Happening with miniature refugee camp at 12.30 on 29 November in front of Haus Carstanjen, seat of the UN Climate Secretariat, Martin-Luther-King-Strasse 8, Bonn
Hotels beds are already in short supply on the island of Bali. The World Climate Conference, which will take place on the island from 3 to 10 December, will attract more than 10,000 participants from all over the world, mostly representatives of those countries which are considered the main perpetrators of climate change, but also representatives of the poorest countries which suffer most from the effects of this change. The summit is being planned and organized by the UN Climate Framework Convention, a UN Secretariat with its headquarters in Bonn. The head of the 15-strong organization team (Conference Affairs Services) which is planning and coordinating the conference is the former Sudanese diplomat Salwa Dallalah.
The artist Hermann Josef Hack will declare the whole island of Bali a Climate Refugee Camp in front of the headquarters of the UN organization team at 12.30 on 29 November. Hack has already declared individual towns Climate Refugee Camps, for example Kassel, home of the documenta, in June 2007 and the Reichstag in Berlin on 20 September (in the presence of the Vice-President of the German Bundestag, Katrin Göring-Eckardt).
Hack says: “With this action I intend to set an example and show that we must pay more attention to the alarmingly growing number of climate refugees. People are being forced to leave their homes because our behaviour is contributing towards the destruction of their habitat by causing drought, floods or tornadoes. What are we doing to help these people? We are raising the barbed wire fences along the coasts of southern Europe! This cannot be the solution and will not keep them away in the long term.

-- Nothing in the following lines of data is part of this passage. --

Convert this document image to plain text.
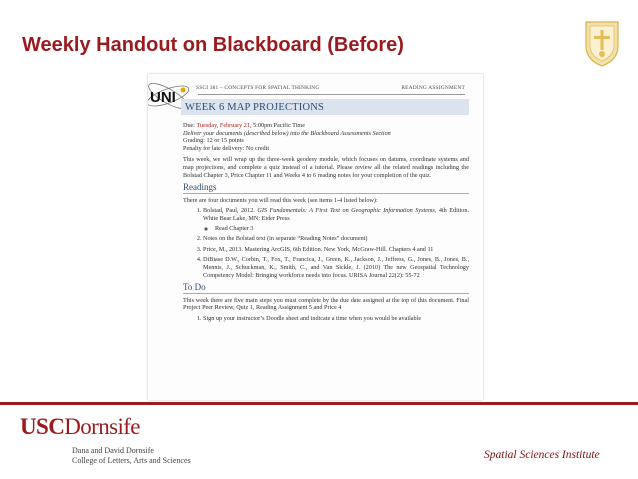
Weekly Handout on Blackboard (Before)
UNI
SSCI 381 – CONCEPTS FOR SPATIAL THINKING	READING ASSIGNMENT
WEEK 6 MAP PROJECTIONS
Due: Tuesday, February 21, 5:00pm Pacific Time
Deliver your documents (described below) into the Blackboard Assessments Section
Grading: 12 or 15 points
Penalty for late delivery: No credit
This week, we will wrap up the three-week geodesy module, which focuses on datums, coordinate systems and map projections, and complete a quiz instead of a tutorial. Please review all the related readings including the Bolstad Chapter 3, Price Chapter 11 and Weeks 4 to 6 reading notes for your completion of the quiz.
Readings
There are four documents you will read this week (see items 1-4 listed below):
1. Bolstad, Paul, 2012. GIS Fundamentals: A First Text on Geographic Information Systems, 4th Edition. White Bear Lake, MN: Eider Press
◦ Read Chapter 3
2. Notes on the Bolstad text (in separate “Reading Notes” document)
3. Price, M., 2013. Mastering ArcGIS, 6th Edition. New York, McGraw-Hill. Chapters 4 and 11
4. DiBiase D.W., Corbin, T., Fox, T., Francica, J., Green, K., Jackson, J., Jeffress, G., Jones, B., Jones, B., Mennis, J., Schuckman, K., Smith, C., and Van Sickle, J. (2010) The new Geospatial Technology Competency Model: Bringing workforce needs into focus. URISA Journal 22(2): 55-72
To Do
This week there are five main steps you must complete by the due date assigned at the top of this document. Final Project Peer Review, Quiz 1, Reading Assignment 5 and Price 4
1. Sign up your instructor’s Doodle sheet and indicate a time when you would be available
USCDornsife
Dana and David Dornsife
College of Letters, Arts and Sciences	Spatial Sciences Institute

Only if we really change our behaviour now and prevent further climate change can we help both these people and ourselves!”
The artist has made a name for himself with his Arme-Socken-Teppich, a carpet made from thousands of socks belonging to unemployed people — arme Socke (literally “poor sock”) being German slang for “poor soul” — which he unrolled in front of the Office of the German Chancellor and with happenings in front of the Reichstag. Hack paints pictures on tent canvas to accompany these activities. The theme of climate change is not new for him. Viewers of his programmes on “Van Gogh TV“ at the documenta IX in 1992 were able to chat interactively with climate researchers on the subject of the ozone hole and its effects on society. Hack’s global telephone link-up between researchers at the North Pole and the South Pole and museum visitors (Polarnacht (Polar Night), Siegburg, 30.7.1994) was included in the Guinness Book of Records.
The artist considers active engagement for “the aesthetics of worldwide survival” to be more important than the awards he has received, e.g. from the UN Decade of Education for Sustainable Development.
You are cordially invited to the event in front of the UN Climate Secretariat in Haus Carstanjen, Bonn.